Understanding sales is an essential element for the inventor and the licensee. With most patent licenses, the inventor (licensor) is paid by the licensee based on royalties from sales. The licensee must keep track of annual sales carefully and pay the percentage stipulated in the licensing agreement. The payments for sales in a year should be paid by the licensee to the licensor within a month after the year ends. In order to ensure that the licensee is paying the appropriate amount of royalties, many licensing agreements include provisions that allow the licensor/inventor to audit the books of the licensee on a regular basis. If there are discrepancies in the books and records of the licensee and the amount of royalties paid, the licensee will be liable for the cost of the audit and deficiency fees in situations where the licensee has underpaid by 5% or more.

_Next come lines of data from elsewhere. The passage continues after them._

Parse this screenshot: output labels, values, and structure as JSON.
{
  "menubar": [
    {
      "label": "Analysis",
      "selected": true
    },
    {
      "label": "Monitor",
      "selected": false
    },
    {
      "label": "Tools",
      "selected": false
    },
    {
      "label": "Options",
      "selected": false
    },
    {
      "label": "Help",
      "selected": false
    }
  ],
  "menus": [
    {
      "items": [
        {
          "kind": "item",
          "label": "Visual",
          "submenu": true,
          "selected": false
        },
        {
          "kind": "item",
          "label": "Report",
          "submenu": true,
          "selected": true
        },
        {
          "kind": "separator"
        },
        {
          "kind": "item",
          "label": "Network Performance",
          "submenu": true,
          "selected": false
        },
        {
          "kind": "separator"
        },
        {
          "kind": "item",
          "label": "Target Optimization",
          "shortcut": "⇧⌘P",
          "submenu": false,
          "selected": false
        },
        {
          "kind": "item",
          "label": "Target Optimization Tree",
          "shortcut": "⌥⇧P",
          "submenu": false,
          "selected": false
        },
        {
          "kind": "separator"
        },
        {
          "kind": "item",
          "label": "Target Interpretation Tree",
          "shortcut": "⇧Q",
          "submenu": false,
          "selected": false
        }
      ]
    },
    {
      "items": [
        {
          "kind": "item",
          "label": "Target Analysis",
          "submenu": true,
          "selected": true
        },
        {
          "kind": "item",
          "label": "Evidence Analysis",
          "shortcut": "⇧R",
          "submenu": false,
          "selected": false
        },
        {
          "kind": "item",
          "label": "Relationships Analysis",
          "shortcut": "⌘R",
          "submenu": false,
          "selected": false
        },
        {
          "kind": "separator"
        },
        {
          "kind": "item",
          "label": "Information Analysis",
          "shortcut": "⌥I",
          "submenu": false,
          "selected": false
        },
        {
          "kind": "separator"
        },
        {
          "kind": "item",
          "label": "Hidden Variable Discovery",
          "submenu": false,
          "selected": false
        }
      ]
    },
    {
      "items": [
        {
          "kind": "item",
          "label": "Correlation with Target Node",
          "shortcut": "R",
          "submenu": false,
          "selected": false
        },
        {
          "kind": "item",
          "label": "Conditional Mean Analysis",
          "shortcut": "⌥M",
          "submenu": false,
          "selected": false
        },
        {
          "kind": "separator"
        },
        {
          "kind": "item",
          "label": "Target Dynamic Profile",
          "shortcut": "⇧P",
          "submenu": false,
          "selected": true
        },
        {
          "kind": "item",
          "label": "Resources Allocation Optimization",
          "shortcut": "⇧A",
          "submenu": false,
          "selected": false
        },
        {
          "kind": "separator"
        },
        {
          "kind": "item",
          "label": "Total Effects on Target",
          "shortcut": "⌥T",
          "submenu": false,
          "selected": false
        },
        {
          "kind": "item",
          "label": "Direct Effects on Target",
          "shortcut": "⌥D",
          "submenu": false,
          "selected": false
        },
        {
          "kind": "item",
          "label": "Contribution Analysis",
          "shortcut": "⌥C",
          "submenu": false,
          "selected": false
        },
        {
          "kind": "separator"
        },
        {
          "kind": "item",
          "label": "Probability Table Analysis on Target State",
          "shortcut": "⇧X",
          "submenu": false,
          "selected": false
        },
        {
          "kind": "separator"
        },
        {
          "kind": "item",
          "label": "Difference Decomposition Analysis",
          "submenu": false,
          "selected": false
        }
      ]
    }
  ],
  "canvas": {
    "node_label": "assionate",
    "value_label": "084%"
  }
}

Royalty payments are generally paid on the total net sales amount, but there are certain amounts that can be deducted from the net proceeds. Allowable deduction from the net sales amount include:
- Duties and sales taxes that were actually incurred and paid by the licensee;
- Normal and usual discounts actually granted;
- Feeds paid to the licensee associated with packing, shipping and insurance of products sent to individual customers.
While taxes can be withheld from the net sales amount, the licensee should still include the amount of taxes paid on the statement given to the licensee so that there is mutual understanding of the accounting methods used to arrive at the final annual net sales amount.